Chariot races were held in a circus, so named because of its circular shape. The oldest and largest circus in Rome was the Circus Maximus.
Originally there was no building, just a flat sandy track with temporary markers. As the popularity continued, the venue was improved over time to cater for the large crowds.
Spectators sat on the hills either side of the track. Gradually the area developed into a well-maintained stadium. Over time the wooden seating was replaced by stone.
Initial seating capacity was 150,000 spectators. This was continually enlarged until by 4th century AD the circus could provide seats for over 250,000 people (1/4 the population of Rome). By the time of Emperor Augustus, the entire building was over 600 metres long and about 150 metres wide.

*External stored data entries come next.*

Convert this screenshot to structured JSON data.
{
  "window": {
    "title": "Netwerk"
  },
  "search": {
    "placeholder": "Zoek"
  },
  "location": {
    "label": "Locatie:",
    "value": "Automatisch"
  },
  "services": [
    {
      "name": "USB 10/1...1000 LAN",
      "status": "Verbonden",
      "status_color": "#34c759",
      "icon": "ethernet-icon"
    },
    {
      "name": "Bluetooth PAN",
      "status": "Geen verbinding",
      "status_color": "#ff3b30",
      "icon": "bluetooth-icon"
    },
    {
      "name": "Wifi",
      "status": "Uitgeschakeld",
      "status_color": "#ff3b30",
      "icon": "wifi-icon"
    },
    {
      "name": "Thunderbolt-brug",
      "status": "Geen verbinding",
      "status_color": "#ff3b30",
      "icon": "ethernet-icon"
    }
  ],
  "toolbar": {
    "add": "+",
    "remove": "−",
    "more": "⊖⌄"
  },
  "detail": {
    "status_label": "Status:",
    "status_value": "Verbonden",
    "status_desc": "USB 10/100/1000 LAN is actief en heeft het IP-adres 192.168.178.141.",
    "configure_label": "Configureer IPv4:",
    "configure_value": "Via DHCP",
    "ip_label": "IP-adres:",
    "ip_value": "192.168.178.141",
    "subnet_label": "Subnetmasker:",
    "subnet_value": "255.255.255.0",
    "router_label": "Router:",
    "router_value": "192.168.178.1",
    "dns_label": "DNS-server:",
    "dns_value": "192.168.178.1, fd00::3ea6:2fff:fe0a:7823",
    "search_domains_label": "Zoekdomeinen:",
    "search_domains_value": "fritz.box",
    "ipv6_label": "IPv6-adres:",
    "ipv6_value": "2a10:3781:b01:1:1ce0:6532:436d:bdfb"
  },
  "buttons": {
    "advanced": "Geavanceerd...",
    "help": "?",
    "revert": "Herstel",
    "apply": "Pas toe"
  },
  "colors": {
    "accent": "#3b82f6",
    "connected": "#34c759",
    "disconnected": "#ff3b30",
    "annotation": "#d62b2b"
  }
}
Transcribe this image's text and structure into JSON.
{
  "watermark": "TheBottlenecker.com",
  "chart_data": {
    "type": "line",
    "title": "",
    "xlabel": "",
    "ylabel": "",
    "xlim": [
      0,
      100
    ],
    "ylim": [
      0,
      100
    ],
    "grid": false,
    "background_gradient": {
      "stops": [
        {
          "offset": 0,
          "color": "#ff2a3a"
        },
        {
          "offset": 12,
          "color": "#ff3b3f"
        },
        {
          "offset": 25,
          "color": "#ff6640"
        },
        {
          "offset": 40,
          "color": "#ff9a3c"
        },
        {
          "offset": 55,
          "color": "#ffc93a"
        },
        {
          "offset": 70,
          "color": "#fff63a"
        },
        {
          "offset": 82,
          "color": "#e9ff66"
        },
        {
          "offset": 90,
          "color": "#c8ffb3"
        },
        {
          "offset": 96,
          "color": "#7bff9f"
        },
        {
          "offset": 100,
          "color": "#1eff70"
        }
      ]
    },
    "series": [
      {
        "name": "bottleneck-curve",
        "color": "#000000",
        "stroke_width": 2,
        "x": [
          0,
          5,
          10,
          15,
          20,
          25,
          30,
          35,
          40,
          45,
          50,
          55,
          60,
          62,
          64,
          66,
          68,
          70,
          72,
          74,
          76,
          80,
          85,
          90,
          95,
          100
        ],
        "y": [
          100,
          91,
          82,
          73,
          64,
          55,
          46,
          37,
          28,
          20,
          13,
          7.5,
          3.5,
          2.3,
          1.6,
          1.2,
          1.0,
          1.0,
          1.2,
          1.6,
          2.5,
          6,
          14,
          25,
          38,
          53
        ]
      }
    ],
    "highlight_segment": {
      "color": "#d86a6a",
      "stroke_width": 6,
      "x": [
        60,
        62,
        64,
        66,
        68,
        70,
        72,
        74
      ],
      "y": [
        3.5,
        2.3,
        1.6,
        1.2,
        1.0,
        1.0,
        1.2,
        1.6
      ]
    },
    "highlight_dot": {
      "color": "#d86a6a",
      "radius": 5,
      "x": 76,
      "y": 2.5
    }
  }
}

In 329 BC, twelve starting stalls were built for the chariots at one end of the arena, and above this a platform for the magistrate responsible for the show. The Emperor’s palace was behind the Circus Maximus. He had a special box where he could sit without even leaving the grounds of the palace. Some emperors attended all of the races that took place.
Racing was so popular with the Romans that the last race was not held until 549 AD.
Circus Maximus in modern times. Today, the ring and some remains of the tiers can still be seen.
Note how tight the corner is at the end of the straight. Great skill would have been required to avoid crashes around the corners. Like with modern motor racing, this was what many of the race followers came to see.